Anthony Brown, the chair of the Gaia Data Processing and Analysis Consortium, released this chart showing the improved accuracy of Gaia DR4 at the meeting of the European Astronomical Society in Cork, Ireland at the end of June 2025.

In short, it shows that for brighter stars, compared to Gaia DR3, parallax errors are about half as much for Gaia DR4, and proper motion errors about a quarter as much. Stunning results.

Exoplanets

The increased accuracy of Gaia DR4 means that it will help considerably in detecting stellar companions by detecting tiny wobbles in stellar movements. This will help detect more secondary stars and brown dwarfs in multiple star systems. It will even help detect more exoplanets.

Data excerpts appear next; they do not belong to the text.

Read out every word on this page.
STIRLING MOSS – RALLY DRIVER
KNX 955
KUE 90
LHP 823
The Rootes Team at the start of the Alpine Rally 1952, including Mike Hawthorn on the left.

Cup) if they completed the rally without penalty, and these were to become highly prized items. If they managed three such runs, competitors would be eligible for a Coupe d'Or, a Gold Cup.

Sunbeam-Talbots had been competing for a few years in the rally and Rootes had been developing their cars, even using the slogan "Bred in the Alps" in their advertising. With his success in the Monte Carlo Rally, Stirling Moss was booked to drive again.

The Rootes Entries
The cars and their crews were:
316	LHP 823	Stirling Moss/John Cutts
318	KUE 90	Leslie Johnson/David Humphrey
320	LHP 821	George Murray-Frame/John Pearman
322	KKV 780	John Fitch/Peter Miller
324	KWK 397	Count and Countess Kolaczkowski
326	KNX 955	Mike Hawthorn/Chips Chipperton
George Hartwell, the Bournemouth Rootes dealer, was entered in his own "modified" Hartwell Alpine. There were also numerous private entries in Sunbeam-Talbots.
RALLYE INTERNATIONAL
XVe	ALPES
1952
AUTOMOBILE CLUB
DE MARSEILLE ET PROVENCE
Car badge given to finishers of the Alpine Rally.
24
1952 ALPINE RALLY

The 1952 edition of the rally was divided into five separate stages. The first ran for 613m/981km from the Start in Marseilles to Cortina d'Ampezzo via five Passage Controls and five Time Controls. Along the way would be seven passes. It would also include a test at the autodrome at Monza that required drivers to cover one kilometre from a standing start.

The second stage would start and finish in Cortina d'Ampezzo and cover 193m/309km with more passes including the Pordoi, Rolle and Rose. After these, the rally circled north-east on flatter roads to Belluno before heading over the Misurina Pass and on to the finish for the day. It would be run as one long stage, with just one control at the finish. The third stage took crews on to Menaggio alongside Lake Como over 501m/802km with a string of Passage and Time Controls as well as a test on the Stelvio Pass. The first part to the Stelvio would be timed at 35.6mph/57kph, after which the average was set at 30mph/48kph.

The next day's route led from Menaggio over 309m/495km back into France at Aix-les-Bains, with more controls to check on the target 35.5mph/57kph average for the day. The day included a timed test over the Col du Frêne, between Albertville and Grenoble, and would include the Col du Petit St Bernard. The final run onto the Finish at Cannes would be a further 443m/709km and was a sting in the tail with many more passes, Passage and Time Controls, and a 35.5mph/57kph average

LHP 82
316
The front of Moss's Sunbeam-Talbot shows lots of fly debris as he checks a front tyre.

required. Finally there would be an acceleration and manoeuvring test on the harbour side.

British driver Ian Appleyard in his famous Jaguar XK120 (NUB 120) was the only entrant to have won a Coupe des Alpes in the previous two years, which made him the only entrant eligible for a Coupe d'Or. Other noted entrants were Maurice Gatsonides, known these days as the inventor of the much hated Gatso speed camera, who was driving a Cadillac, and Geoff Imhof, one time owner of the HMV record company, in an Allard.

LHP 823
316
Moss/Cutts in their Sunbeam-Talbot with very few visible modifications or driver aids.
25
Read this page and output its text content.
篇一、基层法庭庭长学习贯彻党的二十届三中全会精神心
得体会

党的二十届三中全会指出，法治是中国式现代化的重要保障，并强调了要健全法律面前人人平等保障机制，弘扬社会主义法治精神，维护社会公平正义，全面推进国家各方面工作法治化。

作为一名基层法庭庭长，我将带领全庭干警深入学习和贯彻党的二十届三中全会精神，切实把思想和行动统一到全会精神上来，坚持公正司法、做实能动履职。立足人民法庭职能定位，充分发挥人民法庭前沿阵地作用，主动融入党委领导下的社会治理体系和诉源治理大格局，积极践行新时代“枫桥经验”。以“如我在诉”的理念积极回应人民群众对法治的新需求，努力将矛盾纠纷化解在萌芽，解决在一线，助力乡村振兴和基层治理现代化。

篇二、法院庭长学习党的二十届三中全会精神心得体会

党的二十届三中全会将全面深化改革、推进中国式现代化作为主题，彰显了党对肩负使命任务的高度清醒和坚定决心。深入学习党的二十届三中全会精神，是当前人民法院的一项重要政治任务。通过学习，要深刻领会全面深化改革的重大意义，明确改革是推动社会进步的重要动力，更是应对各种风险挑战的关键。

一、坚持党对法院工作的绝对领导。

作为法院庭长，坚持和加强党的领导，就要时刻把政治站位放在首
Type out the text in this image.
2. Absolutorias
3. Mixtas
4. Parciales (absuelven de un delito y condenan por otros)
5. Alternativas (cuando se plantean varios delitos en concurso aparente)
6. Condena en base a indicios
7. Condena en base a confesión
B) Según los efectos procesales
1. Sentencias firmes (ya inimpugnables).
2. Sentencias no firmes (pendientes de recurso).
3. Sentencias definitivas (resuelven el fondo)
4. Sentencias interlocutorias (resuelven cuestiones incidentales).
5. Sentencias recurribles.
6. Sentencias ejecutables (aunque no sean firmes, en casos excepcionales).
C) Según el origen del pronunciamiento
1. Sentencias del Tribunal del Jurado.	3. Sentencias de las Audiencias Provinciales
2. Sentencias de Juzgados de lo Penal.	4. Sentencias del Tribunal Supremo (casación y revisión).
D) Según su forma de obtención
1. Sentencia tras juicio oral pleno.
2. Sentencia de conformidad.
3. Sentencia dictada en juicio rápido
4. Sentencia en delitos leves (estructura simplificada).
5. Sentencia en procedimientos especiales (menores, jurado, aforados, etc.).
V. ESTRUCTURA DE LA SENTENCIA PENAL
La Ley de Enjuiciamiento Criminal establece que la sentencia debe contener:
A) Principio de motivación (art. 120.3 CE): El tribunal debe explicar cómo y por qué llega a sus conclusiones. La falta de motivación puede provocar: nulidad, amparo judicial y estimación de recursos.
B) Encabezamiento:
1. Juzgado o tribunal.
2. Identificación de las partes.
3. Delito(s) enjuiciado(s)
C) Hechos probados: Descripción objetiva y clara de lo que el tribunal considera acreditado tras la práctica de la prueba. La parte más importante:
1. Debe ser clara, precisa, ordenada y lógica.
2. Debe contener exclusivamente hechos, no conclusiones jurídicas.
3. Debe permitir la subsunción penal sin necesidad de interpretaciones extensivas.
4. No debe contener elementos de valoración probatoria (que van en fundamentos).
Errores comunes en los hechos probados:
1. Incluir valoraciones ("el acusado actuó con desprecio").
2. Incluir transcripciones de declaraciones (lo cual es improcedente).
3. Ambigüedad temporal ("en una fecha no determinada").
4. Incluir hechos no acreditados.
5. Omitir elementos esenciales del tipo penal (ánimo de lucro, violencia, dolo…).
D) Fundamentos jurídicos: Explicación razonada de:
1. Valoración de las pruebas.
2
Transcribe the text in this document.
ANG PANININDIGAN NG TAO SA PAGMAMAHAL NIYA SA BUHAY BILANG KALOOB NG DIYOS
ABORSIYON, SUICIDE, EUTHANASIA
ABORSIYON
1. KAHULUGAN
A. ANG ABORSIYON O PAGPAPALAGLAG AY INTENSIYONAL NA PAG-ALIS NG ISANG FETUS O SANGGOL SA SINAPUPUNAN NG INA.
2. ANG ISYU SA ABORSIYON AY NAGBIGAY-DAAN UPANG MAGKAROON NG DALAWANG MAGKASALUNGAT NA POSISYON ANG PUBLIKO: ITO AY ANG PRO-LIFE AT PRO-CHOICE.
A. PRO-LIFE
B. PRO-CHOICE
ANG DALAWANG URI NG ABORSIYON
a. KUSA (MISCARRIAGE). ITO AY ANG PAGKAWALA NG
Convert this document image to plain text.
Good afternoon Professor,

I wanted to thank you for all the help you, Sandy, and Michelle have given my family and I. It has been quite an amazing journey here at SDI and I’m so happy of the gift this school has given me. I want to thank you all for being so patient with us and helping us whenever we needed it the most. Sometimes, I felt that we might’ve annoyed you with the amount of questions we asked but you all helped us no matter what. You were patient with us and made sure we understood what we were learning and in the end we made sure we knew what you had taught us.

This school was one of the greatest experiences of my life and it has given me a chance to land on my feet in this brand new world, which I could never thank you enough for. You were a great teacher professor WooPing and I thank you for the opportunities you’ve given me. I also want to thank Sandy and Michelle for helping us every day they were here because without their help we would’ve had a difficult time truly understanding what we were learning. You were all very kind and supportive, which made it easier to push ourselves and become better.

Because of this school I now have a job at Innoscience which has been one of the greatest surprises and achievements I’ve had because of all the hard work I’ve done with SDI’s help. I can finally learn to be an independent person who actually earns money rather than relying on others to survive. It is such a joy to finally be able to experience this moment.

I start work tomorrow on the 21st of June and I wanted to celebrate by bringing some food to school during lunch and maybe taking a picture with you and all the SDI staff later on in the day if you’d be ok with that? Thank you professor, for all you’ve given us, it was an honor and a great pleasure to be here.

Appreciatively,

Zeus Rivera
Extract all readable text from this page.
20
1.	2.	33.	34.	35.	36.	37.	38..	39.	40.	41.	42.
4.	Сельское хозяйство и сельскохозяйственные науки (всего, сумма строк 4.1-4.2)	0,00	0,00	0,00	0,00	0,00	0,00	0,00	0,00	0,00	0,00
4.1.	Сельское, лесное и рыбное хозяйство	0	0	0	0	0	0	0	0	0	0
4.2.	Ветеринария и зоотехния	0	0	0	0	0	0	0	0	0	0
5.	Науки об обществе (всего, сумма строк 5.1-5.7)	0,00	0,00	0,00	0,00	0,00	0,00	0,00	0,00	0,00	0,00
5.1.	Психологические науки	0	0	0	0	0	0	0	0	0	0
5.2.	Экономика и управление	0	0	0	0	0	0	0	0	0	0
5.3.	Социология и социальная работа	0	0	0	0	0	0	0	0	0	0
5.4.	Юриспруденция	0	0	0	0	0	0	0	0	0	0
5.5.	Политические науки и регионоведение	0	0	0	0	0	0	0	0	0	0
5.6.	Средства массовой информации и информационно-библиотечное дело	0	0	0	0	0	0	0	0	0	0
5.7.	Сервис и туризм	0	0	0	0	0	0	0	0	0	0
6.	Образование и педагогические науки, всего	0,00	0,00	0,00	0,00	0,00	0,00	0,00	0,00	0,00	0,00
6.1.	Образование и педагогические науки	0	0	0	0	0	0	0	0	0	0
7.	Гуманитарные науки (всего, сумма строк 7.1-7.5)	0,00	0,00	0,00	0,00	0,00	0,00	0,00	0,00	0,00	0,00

Astronomers have estimated that the Gaia Mission final data release may enable the detection of an astonishing 70 thousand exoplanets. Gaia astronomers have been cautious about estimating how many of these will be detected by Gaia DR4, suggesting only “thousands”. Since astronomers have so far detected a little over 5000 exoplanets, it seems conceivable that Gaia DR4 could double or even triple the size of this list.

Bright Stars

Gaia has difficulty determining the properties of stars with very high relative magnitudes because they overwhelm its optical detectors. Although this restriction occurs only for a small number of stars, they include many of the famous bright stars observed by amateur astronomers. For this reason, Gaia DR4 includes a small catalog that uses a special technique to attempt to determine parallax and other properties for bright stars, giving some hope that it might provide information on famous stars with highly debated distance estimates including Deneb and Alnilam.

Time Series

Gaia DR3 consists about 10 TB of data. Gaia DR4 will be dramatically larger with about 500 TB of data. To a small extent this is because it will include information on more objects (about 2.7 billion sources including stars and galaxies) but mostly because that data size increase is because Gaia DR4 will include data on individual observations. This may tremendously increase our knowledge of stars with properties that appear to vary in time, including variable stars or those in multiple star systems.